Nach Kenntnis der Kammer besteht in vielen Kliniken, psychotherapeutischen Einrichtungen und Instituten in Rheinland-Pfalz für Patient*innen und Angestellte die Verpflichtung, einen Mundschutz zu tragen, auch in der Therapie. Diese Anforderung an angestellt tätige Psychologische Psychotherapeut*innen und Kinder- und Jugendlichenpsychotherapeut*innen wird nach diesseitiger Auffassung zumindest im allgemeinen Bereichen der Klinik oder Einrichtung (Eingangsbereiche, Flure und Gänge, Wartebereiche…) vom arbeitgeberseitigen Weisungsrecht umfasst und ist deshalb zu befolgen.

Was ist während der Coronakrise in der Kinder- und Jugendlichenpsychotherapie wichtig?

Für Kinder- und Jugendlichenpsychotherapeut*innen bringt die Coronakrise besondere Herausforderungen aber auch Chancen mit sich: Möglicherweise können Termine flexibler vereinbart werden, da Kindertagesstätten und Schulen geschlossen sind. Eltern erwägen evtl. aber auch, in Anbetracht des Infektionsrisikos die Sitzungen in der therapeutischen Praxis zunächst nicht weiterzuführen. 

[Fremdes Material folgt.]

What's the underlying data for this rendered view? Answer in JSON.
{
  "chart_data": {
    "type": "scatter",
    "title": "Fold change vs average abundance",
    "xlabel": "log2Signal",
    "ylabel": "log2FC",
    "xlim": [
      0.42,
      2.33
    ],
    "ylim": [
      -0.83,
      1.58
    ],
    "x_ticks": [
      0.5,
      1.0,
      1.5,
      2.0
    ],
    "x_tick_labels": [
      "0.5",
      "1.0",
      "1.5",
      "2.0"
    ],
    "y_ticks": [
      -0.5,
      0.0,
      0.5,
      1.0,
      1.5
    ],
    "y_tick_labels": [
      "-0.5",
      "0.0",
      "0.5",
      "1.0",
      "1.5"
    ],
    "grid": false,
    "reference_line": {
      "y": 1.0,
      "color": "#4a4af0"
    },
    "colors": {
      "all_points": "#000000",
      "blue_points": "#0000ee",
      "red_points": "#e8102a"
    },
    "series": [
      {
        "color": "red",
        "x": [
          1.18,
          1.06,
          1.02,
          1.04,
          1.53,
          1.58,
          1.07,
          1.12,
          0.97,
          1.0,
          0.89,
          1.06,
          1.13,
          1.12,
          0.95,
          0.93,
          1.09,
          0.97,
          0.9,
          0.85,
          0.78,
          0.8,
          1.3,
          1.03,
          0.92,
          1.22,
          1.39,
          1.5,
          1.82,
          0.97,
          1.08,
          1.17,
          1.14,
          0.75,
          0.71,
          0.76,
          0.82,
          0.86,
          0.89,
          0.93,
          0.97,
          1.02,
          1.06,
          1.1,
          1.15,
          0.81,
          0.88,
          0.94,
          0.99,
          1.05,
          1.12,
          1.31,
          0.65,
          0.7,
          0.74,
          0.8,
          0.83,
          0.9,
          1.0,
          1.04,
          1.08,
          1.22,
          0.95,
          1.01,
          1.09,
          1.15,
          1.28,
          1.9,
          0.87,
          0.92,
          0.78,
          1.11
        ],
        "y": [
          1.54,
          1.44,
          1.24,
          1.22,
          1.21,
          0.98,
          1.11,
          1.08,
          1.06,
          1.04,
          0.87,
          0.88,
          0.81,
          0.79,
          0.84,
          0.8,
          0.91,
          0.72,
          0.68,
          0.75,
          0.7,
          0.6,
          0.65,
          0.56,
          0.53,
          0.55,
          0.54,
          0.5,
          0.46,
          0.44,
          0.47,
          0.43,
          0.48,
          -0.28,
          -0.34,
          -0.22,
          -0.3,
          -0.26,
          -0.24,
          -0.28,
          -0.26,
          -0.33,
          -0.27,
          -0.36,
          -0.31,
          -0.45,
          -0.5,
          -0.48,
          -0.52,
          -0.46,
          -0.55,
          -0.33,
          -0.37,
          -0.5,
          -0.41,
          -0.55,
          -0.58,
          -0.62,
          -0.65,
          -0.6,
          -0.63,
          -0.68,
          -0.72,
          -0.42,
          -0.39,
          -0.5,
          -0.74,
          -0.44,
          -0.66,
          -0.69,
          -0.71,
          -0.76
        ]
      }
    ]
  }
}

Bei psychotherapeutischen Sitzungen in den Praxisräumlichkeiten ist derzeit auf besondere Hygiene zu achten. So sollte beispielsweise Spielmaterial verwendet werden, das nach jeder Sitzung gut zu reinigen ist. Aus Infektionsschutzgründen ist auch ein ausreichender räumlicher Abstand zwischen Personen ausgesprochen wichtig. Vor allem im Umgang mit jüngeren Kindern bedarf es kreativer Ideen, diese notwendige physische Distanz einzuhalten. 

Es besteht auch die Möglichkeit, psychotherapeutische Einzelsitzungen per Video durchzuführen. Die Videosprechstunde kann dazu genutzt werden die Bezugspersonen partiell einzubeziehen bzw. ein Bezugspersonengespräch zu führen. Beachten Sie hierzu die Antwort auf die Frage "Wie können Kinder- und Jugendlichenpsychotherapeut*innen die Videosprechstunde nutzen?".  

Sollten die Kinder und Jugendlichen sehr instabil werden, ist eine Überweisung an eine kinderpsychiatrische Klinik notwendig.

Können Patient*innen per Video behandelt werden?

Die Kassenärztliche Vereinigung Rheinland-Pfalz hat ihren Mitgliedern mittels Allgemeinverfügung temporär bis Ende Juni 2020 die Möglichkeit eingeräumt, Leistungen rund um das SARS-CoV-2 per Videosprechstunde zu erbringen und abzurechnen. Dadurch soll kurzfristig die teilweise prekäre Wartezimmersituation entschärft werden. In dieser besonderen Lage entfällt temporär die Antrags- und Genehmigungspflicht für die Videobehandlung. Angesichts der weiteren Ausbreitung des Coronavirus haben KBV und GKV-Spitzenverband außerdem die Begrenzungsregelungen aufgehoben: Fallzahl und Leistungsmenge sind nun mehr nicht limitiert. Die Begrenzungsregelungen wurden zunächst für das zweite Quartal ausgesetzt. KBV und Krankenkassen werden spätestens zum 31. Mai prüfen, ob eine Verlängerung erforderlich ist. Für das laufende erste Quartal erfolgt keine Aussetzung, da beide Seiten davon ausgehen, dass die 20-Prozent-Marke nicht erreicht wird. Ausführliche Informationen zu diesem Beschluss finden Sie hier.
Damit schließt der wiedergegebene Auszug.